Here’s the generator!

Recap

I have been looking at a data set containing names and recipes for ~17000 cocktails. The original goal of the project was to use publicly available recipe data to inform a descision of what drinks to buy for a small home bar. The project since spun out of control because I realized the wealth of interesting trivia in the data.

How Do People Name Their Cocktails

Conceptually it might be worthwhile to separate out drinks into several naming classes based on their popularity. There are popular drinks that can be found at nearly any bar worth its salt, there are specialty drinks which are often variants of a popular drink with ingredient tweaks, and there are unique drinks that are unlikely to be found at any bar and will require a recipe if you want one. Each class is generally named differently. Popular drinks have readily recognizable names. Specialty drinks often have parts of a popular drink name with additional words indicating the variations involved. The unique drinks do not follow a pattern as closely as the other two, reflecting the heterogeneity of people creating these unique drinks.

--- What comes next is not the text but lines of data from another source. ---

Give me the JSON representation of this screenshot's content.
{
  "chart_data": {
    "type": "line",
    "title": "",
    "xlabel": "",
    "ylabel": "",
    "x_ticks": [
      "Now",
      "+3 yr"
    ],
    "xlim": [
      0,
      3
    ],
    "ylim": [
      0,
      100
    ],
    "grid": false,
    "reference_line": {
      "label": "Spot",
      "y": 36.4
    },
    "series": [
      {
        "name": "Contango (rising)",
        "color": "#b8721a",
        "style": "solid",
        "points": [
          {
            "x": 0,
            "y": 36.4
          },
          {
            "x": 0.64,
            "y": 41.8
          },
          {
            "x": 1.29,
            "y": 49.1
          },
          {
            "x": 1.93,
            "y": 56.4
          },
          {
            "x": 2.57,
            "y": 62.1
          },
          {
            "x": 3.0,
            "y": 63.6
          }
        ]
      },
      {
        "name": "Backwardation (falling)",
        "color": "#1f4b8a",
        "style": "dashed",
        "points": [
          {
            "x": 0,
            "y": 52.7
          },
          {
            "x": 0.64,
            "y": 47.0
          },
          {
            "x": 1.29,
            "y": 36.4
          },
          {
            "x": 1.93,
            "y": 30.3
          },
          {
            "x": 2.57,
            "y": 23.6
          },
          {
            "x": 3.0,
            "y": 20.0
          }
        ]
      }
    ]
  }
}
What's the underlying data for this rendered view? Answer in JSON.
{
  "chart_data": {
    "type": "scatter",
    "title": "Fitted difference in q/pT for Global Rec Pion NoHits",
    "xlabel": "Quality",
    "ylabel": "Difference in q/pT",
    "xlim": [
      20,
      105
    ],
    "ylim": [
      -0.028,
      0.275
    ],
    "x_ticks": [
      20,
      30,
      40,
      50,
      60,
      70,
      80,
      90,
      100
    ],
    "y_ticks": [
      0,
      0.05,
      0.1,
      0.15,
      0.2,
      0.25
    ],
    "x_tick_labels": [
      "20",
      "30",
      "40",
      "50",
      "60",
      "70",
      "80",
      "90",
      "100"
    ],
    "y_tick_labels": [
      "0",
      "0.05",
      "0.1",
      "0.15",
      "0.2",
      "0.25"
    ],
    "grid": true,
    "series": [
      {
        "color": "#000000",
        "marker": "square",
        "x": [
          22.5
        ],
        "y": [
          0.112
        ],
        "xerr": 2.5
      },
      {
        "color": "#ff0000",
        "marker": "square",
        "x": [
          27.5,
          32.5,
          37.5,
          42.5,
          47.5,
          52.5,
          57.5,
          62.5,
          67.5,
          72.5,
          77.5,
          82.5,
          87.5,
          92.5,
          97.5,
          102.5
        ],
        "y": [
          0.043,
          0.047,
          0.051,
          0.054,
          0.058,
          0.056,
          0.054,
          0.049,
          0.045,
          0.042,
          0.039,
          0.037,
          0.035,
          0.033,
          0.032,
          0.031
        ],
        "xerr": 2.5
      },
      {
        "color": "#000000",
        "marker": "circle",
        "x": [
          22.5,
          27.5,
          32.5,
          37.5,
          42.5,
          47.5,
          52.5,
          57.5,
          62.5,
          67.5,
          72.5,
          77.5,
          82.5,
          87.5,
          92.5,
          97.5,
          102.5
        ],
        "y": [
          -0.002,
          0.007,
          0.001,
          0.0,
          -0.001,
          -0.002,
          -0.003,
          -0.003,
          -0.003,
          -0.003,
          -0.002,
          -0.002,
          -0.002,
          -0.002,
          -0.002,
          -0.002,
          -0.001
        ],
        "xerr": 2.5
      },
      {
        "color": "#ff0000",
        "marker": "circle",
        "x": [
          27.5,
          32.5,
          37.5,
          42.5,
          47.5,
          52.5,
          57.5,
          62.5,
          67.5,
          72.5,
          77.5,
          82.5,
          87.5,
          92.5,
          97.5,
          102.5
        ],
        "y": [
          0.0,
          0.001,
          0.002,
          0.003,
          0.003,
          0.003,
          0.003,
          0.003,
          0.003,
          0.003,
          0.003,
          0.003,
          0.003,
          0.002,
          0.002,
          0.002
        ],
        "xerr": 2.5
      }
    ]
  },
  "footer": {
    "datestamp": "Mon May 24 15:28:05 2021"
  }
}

In order to learn a bit about how words are distributed within drink names I collated all the drink names in my data set and performed some simple analyses. After clean-up, I made a word cloud containing the top 100 words used in drink names. This analysis does not consider the popularity of the drink itself, but the data does contain some indication of popularity (e.g. more popular drinks are more likely to have multiple recipes with the same name).

An interesting follow up to this analysis would be to re-weight the word frequencies according to how popular the drinks they are found in are. This will make the data look more like what you might see on a cocktail menu.

Drink Name Generator

Part of the data exploration I calculated the frequencies of the top 500 words, as well as the distribution of the number of words in a cocktail name. The largest name in my data set was 8 words, with two being the most frequent. I contrained my drink name generator to produce drink names between 2 and 5 words. The generator generates a random number between 0 and 1, it compares that number to a look-up table corresponding to the cummulative distribution function (cdf) of word number frequencies. That number of words is generated using the same method but from the cdf of word name frequencies. The generator then returns your new drink name. The app was written using shiny, a way to write small apps using R, which I will probably talk about in a future post.